Hey Philipp and everyone else,
I am looking through the optimum code base and can’t help admiring the design patterns used throughout the code base.
I know some of these ideas come from HF. Still, I was wondering if there are any docs regarding the advantages of the from_pretrained factory design pattern over a simple object construction via init?
Hi @vblagoje, thanks for your admiration of optimum!
Optimum as an extension of transformers enables speedup on training and inference with technics like graph optimization, quantization, distillation, etc. Which also allows users to easily leverage different accelerator hardware.
You can find detailed documentation here: 🤗 Optimum
And an end-to-end example with some performance results in Philipp’s blog: Optimizing Transformers with Hugging Face Optimum
We are working on adding more obvious benchmark results as reference for users, stay tuned!

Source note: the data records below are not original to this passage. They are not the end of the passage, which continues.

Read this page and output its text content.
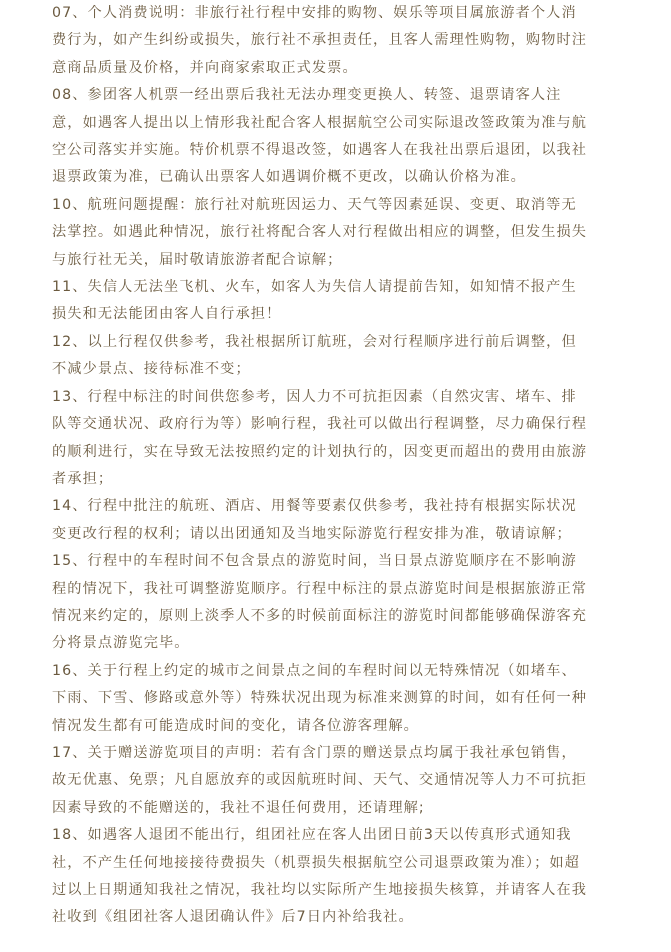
07、个人消费说明：非旅行社行程中安排的购物、娱乐等项目属旅游者个人消
费行为，如产生纠纷或损失，旅行社不承担责任，且客人需理性购物，购物时注
意商品质量及价格，并向商家索取正式发票。

08、参团客人机票一经出票后我社无法办理变更换人、转签、退票请客人注
意，如遇客人提出以上情形我社配合客人根据航空公司实际退改签政策为准与航
空公司落实并实施。特价机票不得退改签，如遇客人在我社出票后退团，以我社
退票政策为准，已确认出票客人如遇调价概不更改，以确认价格为准。

10、航班问题提醒：旅行社对航班因运力、天气等因素延误、变更、取消等无
法掌控。如遇此种情况，旅行社将配合客人对行程做出相应的调整，但发生损失
与旅行社无关，届时敬请旅游者配合谅解；

11、失信人无法坐飞机、火车，如客人为失信人请提前告知，如知情不报产生
损失和无法能团由客人自行承担！

12、以上行程仅供参考，我社根据所订航班，会对行程顺序进行前后调整，但
不减少景点、接待标准不变；

13、行程中标注的时间供您参考，因人力不可抗拒因素（自然灾害、堵车、排
队等交通状况、政府行为等）影响行程，我社可以做出行程调整，尽力确保行程
的顺利进行，实在导致无法按照约定的计划执行的，因变更而超出的费用由旅游
者承担；

14、行程中批注的航班、酒店、用餐等要素仅供参考，我社持有根据实际状况
变更改行程的权利；请以出团通知及当地实际游览行程安排为准，敬请谅解；

15、行程中的车程时间不包含景点的游览时间，当日景点游览顺序在不影响游
程的情况下，我社可调整游览顺序。行程中标注的景点游览时间是根据旅游正常
情况来约定的，原则上淡季人不多的时候前面标注的游览时间都能够确保游客充
分将景点游览完毕。

16、关于行程上约定的城市之间景点之间的车程时间以无特殊情况（如堵车、
下雨、下雪、修路或意外等）特殊状况出现为标准来测算的时间，如有任何一种
情况发生都有可能造成时间的变化，请各位游客理解。

17、关于赠送游览项目的声明：若有含门票的赠送景点均属于我社承包销售，
故无优惠、免票；凡自愿放弃的或因航班时间、天气、交通情况等人力不可抗拒
因素导致的不能赠送的，我社不退任何费用，还请理解;

18、如遇客人退团不能出行，组团社应在客人出团日前3天以传真形式通知我
社，不产生任何地接接待费损失（机票损失根据航空公司退票政策为准）；如超
过以上日期通知我社之情况，我社均以实际所产生地接损失核算，并请客人在我
社收到《组团社客人退团确认件》后7日内补给我社。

@Jingya, thanks for your reply. However, I was referring specifically to the use of
from_pretrained design patterns as an object factory rather than
__init()__. Did anyone capture the rationale behind this approach?
I assume you are more talking about the
transformers implementation than the
optimum one. You can definitely still use a model class’s
__init__, but from_pretrained is special. I wrote about it here: python - Why we need the init_weight function in BERT pretrained model in Huggingface Transformers? - Stack Overflow
Right, but in more abstract terms - why is this factory approach better than init? It allows more “room” to prepare various objects for init invocation. As you said, it “finds the correct base model class to initialise”, what are the other advantages on a more abstract level - unrelated to transformers/optimum?
It is not the same as init. All the models still have an init method. If you want to you can still create an empty model from scratch with a config, something like
from_pretrained is a utility function to use pre-trained checkpoints and configs. So it is NOT a replacement of an init function.